Consider this an update. Two weeks ago I wrote a column, which was more of a rebuttal, to a blog entry written up by Americans United for Separation of Church and State’s communications associate Sandhya Bathija. The work, which was entitled “Access Denied”, claimed that a recent Supreme Court decision allowing a voucher program in Arizona to continue had destroyed the rights of Americans to sue the government over tax dollar allocations that might violate the establishment clause.
“All Americans – on the right and the left – should be disappointed. This is not about where you stand ideologically, but whether you believe every American has a right seek justice when they feel their rights have been violated,” wrote Bathija.
Her claim, as shown by the opinions of the Justices who formed the majority, was inaccurate. The precedent of taxpayers being allowed to challenge the constitutionality of certain allocations, namely if they regard something religious in nature, remains on the books.
Quoting Justice Kennedy, “In [Flast v. Cohen], by contrast, the allegation was that the Federal Government violated the Establishment Clause in the exercise of its legislative authority both to collect and spend tax dollars…In the decades since Flast, the Court has been careful to enforce this requirement.”
Now Bathija, who said with full certainty that our rights had been damaged, has now apparently concluded the opposite. Two weeks after writing that the Court destroyed some of our rights, Bathija wrote a blog entry entitled “’Faith-based‘ Fracas” where she wrote about taxpayers doing the very thing she claimed was no longer allowed: suing the government over expenditures that may violate the Establishment Clause.

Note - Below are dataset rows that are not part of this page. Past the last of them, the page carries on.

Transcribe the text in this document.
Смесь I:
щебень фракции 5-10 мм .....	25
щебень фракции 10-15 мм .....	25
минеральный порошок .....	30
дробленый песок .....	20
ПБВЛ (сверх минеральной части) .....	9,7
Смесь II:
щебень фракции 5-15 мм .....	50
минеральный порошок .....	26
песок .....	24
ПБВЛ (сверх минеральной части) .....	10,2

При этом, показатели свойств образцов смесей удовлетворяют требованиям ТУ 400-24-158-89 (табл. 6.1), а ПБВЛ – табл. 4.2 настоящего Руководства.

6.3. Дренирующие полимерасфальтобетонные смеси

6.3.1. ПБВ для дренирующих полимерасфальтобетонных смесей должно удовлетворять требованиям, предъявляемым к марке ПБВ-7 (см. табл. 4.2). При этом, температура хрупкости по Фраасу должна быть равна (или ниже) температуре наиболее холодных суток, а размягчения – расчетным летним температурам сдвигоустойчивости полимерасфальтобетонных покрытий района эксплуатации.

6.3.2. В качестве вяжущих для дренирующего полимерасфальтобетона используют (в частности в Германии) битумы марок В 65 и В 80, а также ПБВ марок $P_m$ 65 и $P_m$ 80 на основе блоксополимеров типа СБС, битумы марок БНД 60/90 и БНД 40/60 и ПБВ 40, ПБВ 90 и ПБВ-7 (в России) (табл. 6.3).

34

Here is what she wrote regarding Pedreira v. Kentucky Baptist Home for Children:
“Though the appellate panel dismissed Pedreira’s statutory employment discrimination claims, it upheld state taxpayers’ right to challenge state support for a faith-based agency with a record of indoctrination and job discrimination.”
In one article Bathja said the right of taxpayers to sue on this issue is gone yet fourteen days later, she accidentally admitted that the right still exists after all. She claimed it long enough to accrue outrage and sympathy (and possibly monetary donations) from like-minded individuals only to step away from the claim just in time to celebrate a secularist victory.
This is how most partisan organizations operate. Hopefully, in the future Americans United can be a little more honest when reporting on whether or not certain rights are gone. Otherwise, they could inflame their peers to rally against causes not because they have been injured in some way, but because the higher ups of Americans United do not like them. This incitement of anger, by the way, can be readily found in the comments section for the posting of the link to the “Access Denied” entry on Americans United’s Facebook page.
Despite the hopes, inciting anger was probably the intention from the moment “Access Denied” was being written to when it was posted. Furthermore, its likely that other articles written before this one for the Americans United blog Wall of Separation and articles to come have as a purpose rallying passion against causes the organization in question dislikes. Once again, most partisan groups do these acts quite frequently. Nevertheless, an act should never be considered benevolent solely because a lot of people do it.